Adrien Bosc a emboîté le pas à cette lignée, mais Tristan Egolf, dont la destinée chaotique et tragique est l’objet de son enquête, est aux antipodes du sang-froid qu’elle suppose. Le Seigneur des porcheries (traduit par Rémy Lambrechts, Gallimard, 1998) est un roman excessif, peu linéaire, illogique, plein de traits de génie, impossible à résumer, ce qu’Adrien Bosc parvient pourtant à faire. C’est aussi un roman dont la fabrique et l’édition ont suivi un chemin original, comme si sa publication avait eu lieu à l’envers. Car elle n’a pas eu lieu aux États-Unis, mais en France, chez Gallimard, par l’entremise de la fille de Patrick Modiano, dont la haute silhouette apparaît dans le récit. On découvre un homme doux, paternel, parfaitement éloquent, lui aussi intrigué par ce jeune Américain dormant sous les ponts et harnaché d’un manuscrit dont il pressent la force. Sa fille est aussi présente dans le livre, qui a déjà écrit un récit sur sa rencontre avec Tristan Egolf ; son épouse, qui lit l’anglais couramment ; l’éditrice et le lecteur qui, chez Gallimard, furent séduits ; la responsable des droits, stratège, qui commença par vendre les droits de langue anglaise en Angleterre, avant les États-Unis, pays natal d’Egolf.
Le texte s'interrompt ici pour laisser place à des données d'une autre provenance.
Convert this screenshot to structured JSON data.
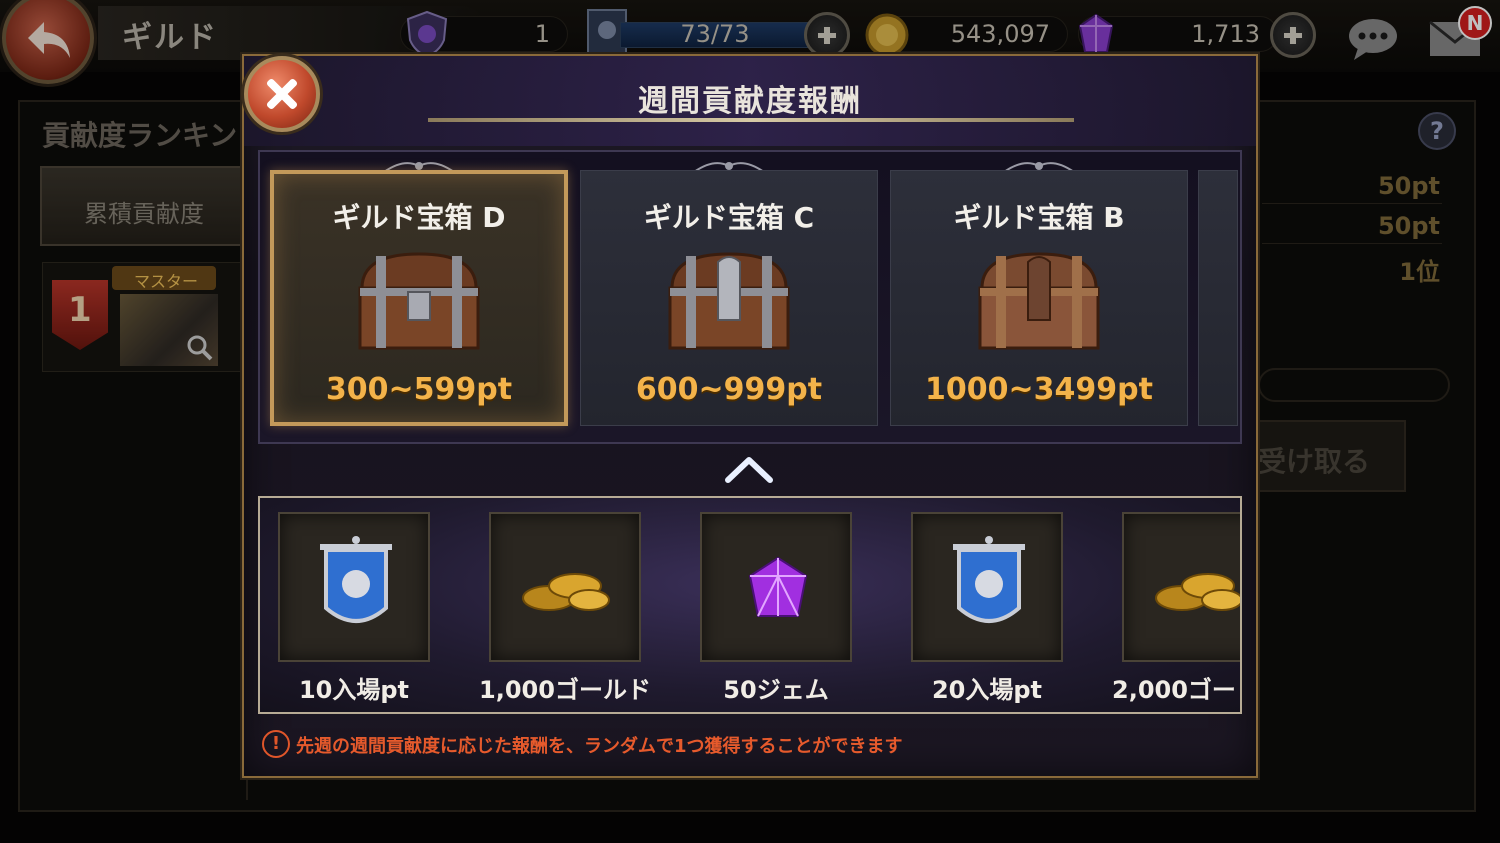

Nous sommes dans les coulisses de l’édition, serpentant entre les propos des uns et des autres, saisissant la folle et follement attachante personnalité de Tristan Egolf, mais le récit a une particularité. Il se passe dans les années 1990, une époque lointaine (autre siècle, autres techniques de communication) et très proche. Une génération à peine s’est écoulée, une trentaine d’années : est-ce déjà de l’histoire littéraire ? Adrien Bosc est né en 1986, il ne peut avoir vécu la naissance de l’écrivain Egolf, il était trop petit.
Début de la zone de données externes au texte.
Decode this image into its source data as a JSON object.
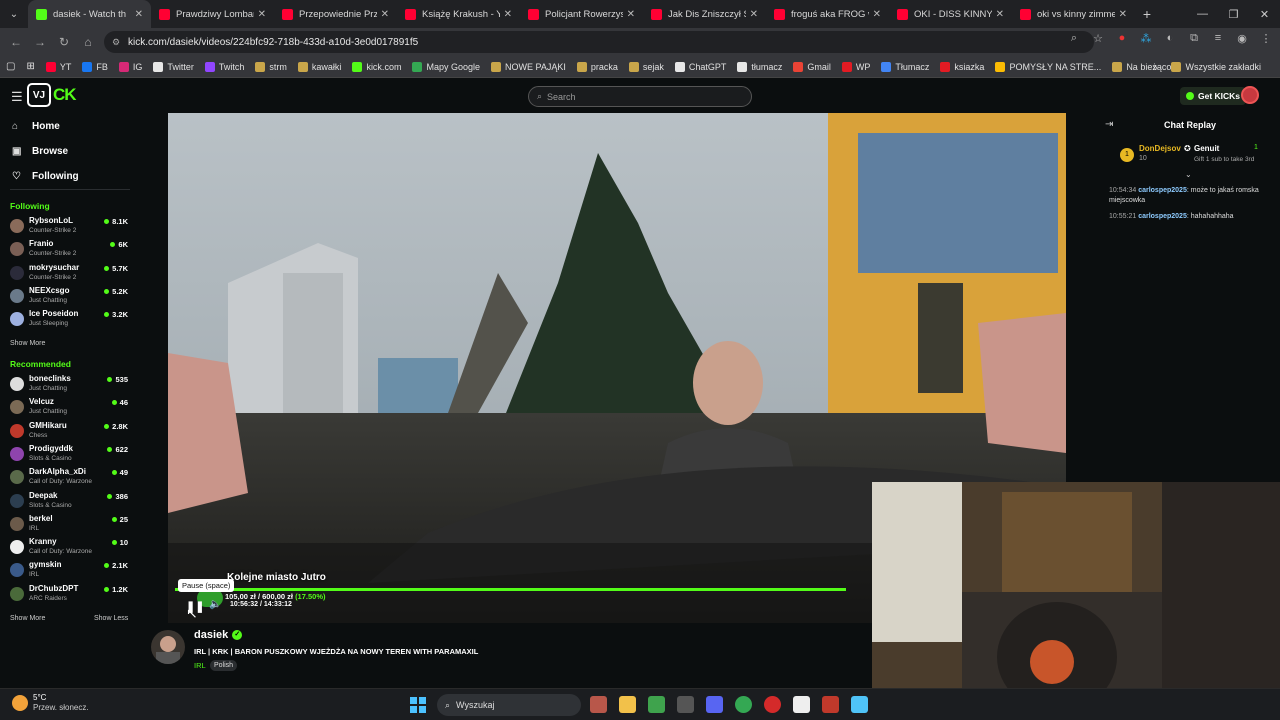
{
  "browser": {
    "tabs": [
      {
        "title": "dasiek - Watch th",
        "color": "#53fc18",
        "active": true
      },
      {
        "title": "Prawdziwy Lombard",
        "color": "#ff0033"
      },
      {
        "title": "Przepowiednie Przes",
        "color": "#ff0033"
      },
      {
        "title": "Książę Krakush - You",
        "color": "#ff0033"
      },
      {
        "title": "Policjant Rowerzysta",
        "color": "#ff0033"
      },
      {
        "title": "Jak Dis Zniszczył Swo",
        "color": "#ff0033"
      },
      {
        "title": "froguś aka FROG wb",
        "color": "#ff0033"
      },
      {
        "title": "OKI - DISS KINNY ZIM",
        "color": "#ff0033"
      },
      {
        "title": "oki vs kinny zimmer",
        "color": "#ff0033"
      }
    ],
    "url": "kick.com/dasiek/videos/224bfc92-718b-433d-a10d-3e0d017891f5",
    "bookmarks": [
      {
        "label": "YT",
        "color": "#ff0033"
      },
      {
        "label": "FB",
        "color": "#1877f2"
      },
      {
        "label": "IG",
        "color": "#d62976"
      },
      {
        "label": "Twitter",
        "color": "#e7e7e7"
      },
      {
        "label": "Twitch",
        "color": "#9146ff"
      },
      {
        "label": "strm",
        "color": "#c9a64a"
      },
      {
        "label": "kawałki",
        "color": "#c9a64a"
      },
      {
        "label": "kick.com",
        "color": "#53fc18"
      },
      {
        "label": "Mapy Google",
        "color": "#34a853"
      },
      {
        "label": "NOWE PAJĄKI",
        "color": "#c9a64a"
      },
      {
        "label": "pracka",
        "color": "#c9a64a"
      },
      {
        "label": "sejak",
        "color": "#c9a64a"
      },
      {
        "label": "ChatGPT",
        "color": "#e7e7e7"
      },
      {
        "label": "tłumacz",
        "color": "#e7e7e7"
      },
      {
        "label": "Gmail",
        "color": "#ea4335"
      },
      {
        "label": "WP",
        "color": "#e31b23"
      },
      {
        "label": "Tłumacz",
        "color": "#4285f4"
      },
      {
        "label": "ksiazka",
        "color": "#e31b23"
      },
      {
        "label": "POMYSŁY NA STRE...",
        "color": "#fbbc04"
      },
      {
        "label": "Na bieżąco",
        "color": "#c9a64a"
      }
    ],
    "bookmarks_all": "Wszystkie zakładki"
  },
  "kick": {
    "search_placeholder": "Search",
    "get_kicks": "Get KICKs",
    "nav": {
      "home": "Home",
      "browse": "Browse",
      "following": "Following"
    },
    "following_title": "Following",
    "following": [
      {
        "name": "RybsonLoL",
        "category": "Counter-Strike 2",
        "viewers": "8.1K",
        "color": "#8a6b5a"
      },
      {
        "name": "Franio",
        "category": "Counter-Strike 2",
        "viewers": "6K",
        "color": "#7a5f55"
      },
      {
        "name": "mokrysuchar",
        "category": "Counter-Strike 2",
        "viewers": "5.7K",
        "color": "#2b2b3a"
      },
      {
        "name": "NEEXcsgo",
        "category": "Just Chatting",
        "viewers": "5.2K",
        "color": "#6a7a8a"
      },
      {
        "name": "Ice Poseidon",
        "category": "Just Sleeping",
        "viewers": "3.2K",
        "color": "#9db0e0"
      }
    ],
    "recommended_title": "Recommended",
    "recommended": [
      {
        "name": "boneclinks",
        "category": "Just Chatting",
        "viewers": "535",
        "color": "#ddd"
      },
      {
        "name": "Velcuz",
        "category": "Just Chatting",
        "viewers": "46",
        "color": "#7b6a55"
      },
      {
        "name": "GMHikaru",
        "category": "Chess",
        "viewers": "2.8K",
        "color": "#c0392b"
      },
      {
        "name": "Prodigyddk",
        "category": "Slots & Casino",
        "viewers": "622",
        "color": "#8e44ad"
      },
      {
        "name": "DarkAlpha_xDi",
        "category": "Call of Duty: Warzone",
        "viewers": "49",
        "color": "#5a6a4a"
      },
      {
        "name": "Deepak",
        "category": "Slots & Casino",
        "viewers": "386",
        "color": "#2c3e50"
      },
      {
        "name": "berkel",
        "category": "IRL",
        "viewers": "25",
        "color": "#6b5a4a"
      },
      {
        "name": "Kranny",
        "category": "Call of Duty: Warzone",
        "viewers": "10",
        "color": "#eeeeee"
      },
      {
        "name": "gymskin",
        "category": "IRL",
        "viewers": "2.1K",
        "color": "#3a5a8a"
      },
      {
        "name": "DrChubzDPT",
        "category": "ARC Raiders",
        "viewers": "1.2K",
        "color": "#4a6a3a"
      }
    ],
    "show_more": "Show More",
    "show_less": "Show Less"
  },
  "player": {
    "overlay_title": "Kolejne miasto Jutro",
    "goal_text": "105,00 zł / 600,00 zł",
    "goal_pct": "(17.50%)",
    "time": "10:56:32 / 14:33:12",
    "tooltip": "Pause (space)",
    "progress": 0.753
  },
  "stream": {
    "streamer": "dasiek",
    "title": "IRL | KRK | BARON PUSZKOWY WJEŻDŻA NA NOWY TEREN WITH PARAMAXIL",
    "category": "IRL",
    "language": "Polish"
  },
  "chat": {
    "title": "Chat Replay",
    "pinned_user": "DonDejsov",
    "pinned_count": "10",
    "pinned_gifter": "Genuit",
    "pinned_gift_count": "1",
    "pinned_text": "Gift 1 sub to take 3rd",
    "messages": [
      {
        "time": "10:54:34",
        "user": "carlospep2025",
        "text": "może to jakaś romska miejscowka"
      },
      {
        "time": "10:55:21",
        "user": "carlospep2025",
        "text": "hahahahhaha"
      }
    ]
  },
  "taskbar": {
    "temp": "5°C",
    "weather": "Przew. słonecz.",
    "search": "Wyszukaj"
  }
}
Nous qui écrivons, nous y étions, chez Gallimard et dans une position de lectrice de littérature anglo-saxonne, jeune mais pas petite, il est donc fascinant et intrigant de voir se transformer sous nos yeux des souvenirs en histoire, une silhouette croisée dans les couloirs en personnage, de simples faits coagulés en légende, une vie transformée en destin, un baladin métamorphosé en écrivain. Inversement, le récit d’Adrien Bosc suscite l’envie de se projeter, non plus il y a vingt-cinq ans, mais dans vingt-cinq ans : L’invention de Tristan aura-t-il contribué à asseoir l’écrivain dans l’histoire de la littérature américaine ?
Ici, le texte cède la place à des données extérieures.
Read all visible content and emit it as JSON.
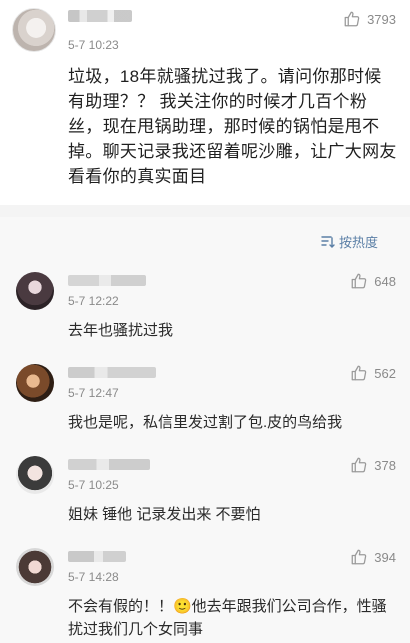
{
  "main_comment": {
    "time": "5-7 10:23",
    "likes": "3793",
    "text": "垃圾，18年就骚扰过我了。请问你那时候有助理？？ 我关注你的时候才几百个粉丝，现在甩锅助理，那时候的锅怕是甩不掉。聊天记录我还留着呢沙雕，让广大网友看看你的真实面目"
  },
  "sort": {
    "label": "按热度"
  },
  "replies": [
    {
      "time": "5-7 12:22",
      "likes": "648",
      "text": "去年也骚扰过我"
    },
    {
      "time": "5-7 12:47",
      "likes": "562",
      "text": "我也是呢，私信里发过割了包.皮的鸟给我"
    },
    {
      "time": "5-7 10:25",
      "likes": "378",
      "text": "姐妹 锤他 记录发出来 不要怕"
    },
    {
      "time": "5-7 14:28",
      "likes": "394",
      "text": "不会有假的！！🙂他去年跟我们公司合作，性骚扰过我们几个女同事"
    }
  ],
  "colors": {
    "accent": "#5b7fa6",
    "muted": "#8a8a8a",
    "reply_bg": "#f8f8f8"
  }
}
Tristan Egolf a publié trois romans en tout, dont le premier, Le Seigneur des porcheries, fit sensation, plus en France que dans son pays natal, un cas de figure classique. Combien de fois un écrivain américain ne fut-il consacré qu’une fois reconnu en France, ou loué ici et ignoré là-bas ? C’est une autre histoire des relations transatlantiques que l’on pourrait écrire ici : échanges déséquilibrés, décalages, malentendus, herbe plus verte de l’autre côté de l’océan…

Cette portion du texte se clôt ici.